Even the Kiddo called me grumpy the other day. Between having strep and the stupid toe, I had not had a proper workout in almost 3 days.
Yes, I am grumpy.
I’ve also been grumpy, because DH and I have been extremely indecisive about whether or not we’re running Disney in January. I am probably the most indecisive person around, but at the same time, I hate hanging in the balance and not knowing what we’re doing. Actually, I know that I want to do it, but I have yet to get the hubby to decide…and he’s the one who came up with this idea in the first place. If we do decide to go, I will do the Goofy Challenge and he will do either the half or the full (or maybe even Goofy as well).

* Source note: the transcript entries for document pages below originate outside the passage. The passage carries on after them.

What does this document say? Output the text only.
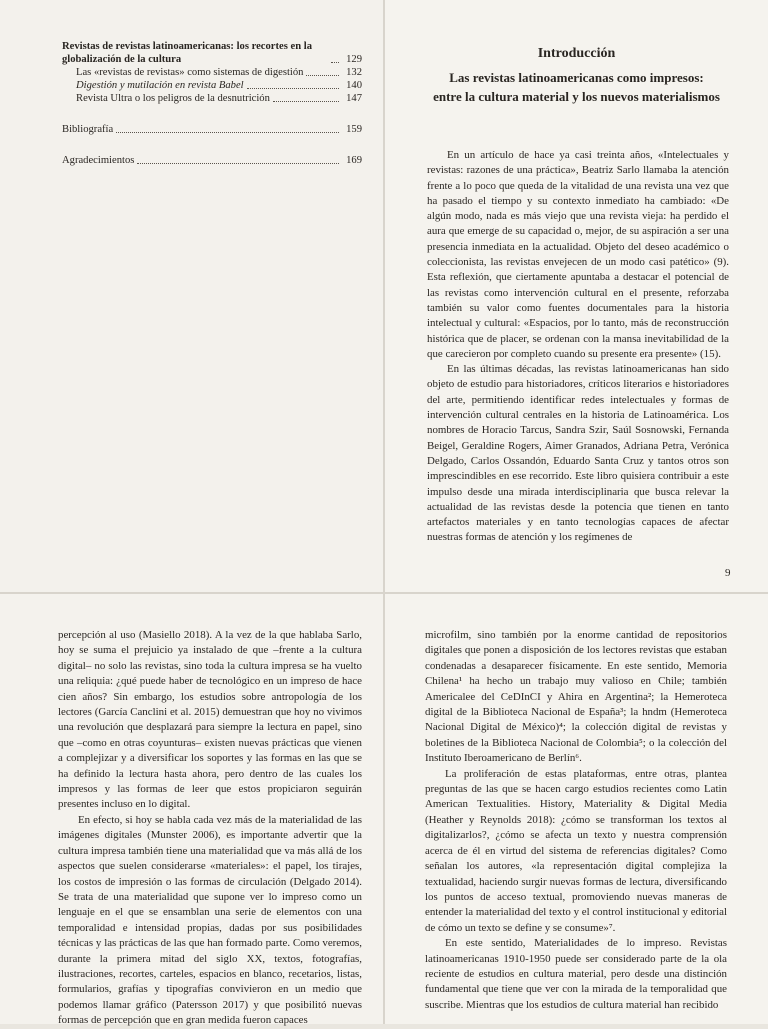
Revistas de revistas latinoamericanas: los recortes en la globalización de la cultura	129
Las «revistas de revistas» como sistemas de digestión	132
Digestión y mutilación en revista Babel	140
Revista Ultra o los peligros de la desnutrición	147
Bibliografía	159
Agradecimientos	169
Introducción
Las revistas latinoamericanas como impresos:
entre la cultura material y los nuevos materialismos

En un artículo de hace ya casi treinta años, «Intelectuales y revistas: razones de una práctica», Beatriz Sarlo llamaba la atención frente a lo poco que queda de la vitalidad de una revista una vez que ha pasado el tiempo y su contexto inmediato ha cambiado: «De algún modo, nada es más viejo que una revista vieja: ha perdido el aura que emerge de su capacidad o, mejor, de su aspiración a ser una presencia inmediata en la actualidad. Objeto del deseo académico o coleccionista, las revistas envejecen de un modo casi patético» (9). Esta reflexión, que ciertamente apuntaba a destacar el potencial de las revistas como intervención cultural en el presente, reforzaba también su valor como fuentes documentales para la historia intelectual y cultural: «Espacios, por lo tanto, más de reconstrucción histórica que de placer, se ordenan con la mansa inevitabilidad de la que carecieron por completo cuando su presente era presente» (15).

En las últimas décadas, las revistas latinoamericanas han sido objeto de estudio para historiadores, críticos literarios e historiadores del arte, permitiendo identificar redes intelectuales y formas de intervención cultural centrales en la historia de Latinoamérica. Los nombres de Horacio Tarcus, Sandra Szir, Saúl Sosnowski, Fernanda Beigel, Geraldine Rogers, Aimer Granados, Adriana Petra, Verónica Delgado, Carlos Ossandón, Eduardo Santa Cruz y tantos otros son imprescindibles en ese recorrido. Este libro quisiera contribuir a este impulso desde una mirada interdisciplinaria que busca relevar la actualidad de las revistas desde la potencia que tienen en tanto artefactos materiales y en tanto tecnologías capaces de afectar nuestras formas de atención y los regímenes de

9

percepción al uso (Masiello 2018). A la vez de la que hablaba Sarlo, hoy se suma el prejuicio ya instalado de que –frente a la cultura digital– no solo las revistas, sino toda la cultura impresa se ha vuelto una reliquia: ¿qué puede haber de tecnológico en un impreso de hace cien años? Sin embargo, los estudios sobre antropología de los lectores (García Canclini et al. 2015) demuestran que hoy no vivimos una revolución que desplazará para siempre la lectura en papel, sino que –como en otras coyunturas– existen nuevas prácticas que vienen a complejizar y a diversificar los soportes y las formas en las que se ha definido la lectura hasta ahora, pero dentro de las cuales los impresos y las formas de leer que estos propiciaron seguirán presentes incluso en lo digital.

En efecto, si hoy se habla cada vez más de la materialidad de las imágenes digitales (Munster 2006), es importante advertir que la cultura impresa también tiene una materialidad que va más allá de los aspectos que suelen considerarse «materiales»: el papel, los tirajes, los costos de impresión o las formas de circulación (Delgado 2014). Se trata de una materialidad que supone ver lo impreso como un lenguaje en el que se ensamblan una serie de elementos con una temporalidad e intensidad propias, dadas por sus posibilidades técnicas y las prácticas de las que han formado parte. Como veremos, durante la primera mitad del siglo XX, textos, fotografías, ilustraciones, recortes, carteles, espacios en blanco, recetarios, listas, formularios, grafías y tipografías convivieron en un medio que podemos llamar gráfico (Patersson 2017) y que posibilitó nuevas formas de percepción que en gran medida fueron capaces

microfilm, sino también por la enorme cantidad de repositorios digitales que ponen a disposición de los lectores revistas que estaban condenadas a desaparecer físicamente. En este sentido, Memoria Chilena¹ ha hecho un trabajo muy valioso en Chile; también Americalee del CeDInCI y Ahira en Argentina²; la Hemeroteca digital de la Biblioteca Nacional de España³; la hndm (Hemeroteca Nacional Digital de México)⁴; la colección digital de revistas y boletines de la Biblioteca Nacional de Colombia⁵; o la colección del Instituto Iberoamericano de Berlín⁶.

La proliferación de estas plataformas, entre otras, plantea preguntas de las que se hacen cargo estudios recientes como Latin American Textualities. History, Materiality & Digital Media (Heather y Reynolds 2018): ¿cómo se transforman los textos al digitalizarlos?, ¿cómo se afecta un texto y nuestra comprensión acerca de él en virtud del sistema de referencias digitales? Como señalan los autores, «la representación digital complejiza la textualidad, haciendo surgir nuevas formas de lectura, diversificando los puntos de acceso textual, promoviendo nuevas maneras de entender la materialidad del texto y el control institucional y editorial de cómo un texto se define y se consume»⁷.

En este sentido, Materialidades de lo impreso. Revistas latinoamericanas 1910-1950 puede ser considerado parte de la ola reciente de estudios en cultura material, pero desde una distinción fundamental que tiene que ver con la mirada de la temporalidad que suscribe. Mientras que los estudios de cultura material han recibido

I guess this indecisiveness makes me grumpy because I am the family’s CFO…I need to know how to plan! There’s a lot going on between now and Disney – NYC Marathon trip, Kiddo’s birthday, Christmas, etc. And those race entry fees aren’t cheap! Plus there’s a little guilt in knowing that we’re going to NYC sans kids and would go to Orlando sans kids 2 months later (due to budget constraints). I know it sounds sacrilegious to go to Disney without the kids, but we’re not really planning to “do Disney”. We’d arrive early Friday and come home Monday with a race on Sat (the ½ marathon) and then again on Sunday (the full). We figure we’re really not there to ride rides and meet Mickey, you know? But still…the kids might not take it very well. Decisions, decisions.
I am also grumpy, because I had this brilliant plan to work on increasing distance through the months of May and June, so that when NYC training really got started in July, I would already be used to running 10-15 miles in the summer heat and gradually increasing the mileage wouldn’t seem quite so tough. Instead, I will be rebuilding my base thanks to 6 weeks of absolutely no running. Grrr…. I know rebuilding is not as bad as starting from scratch, but still…
Luckily, I am over the strep and will be working out today. My kids and hubby are thankful for that.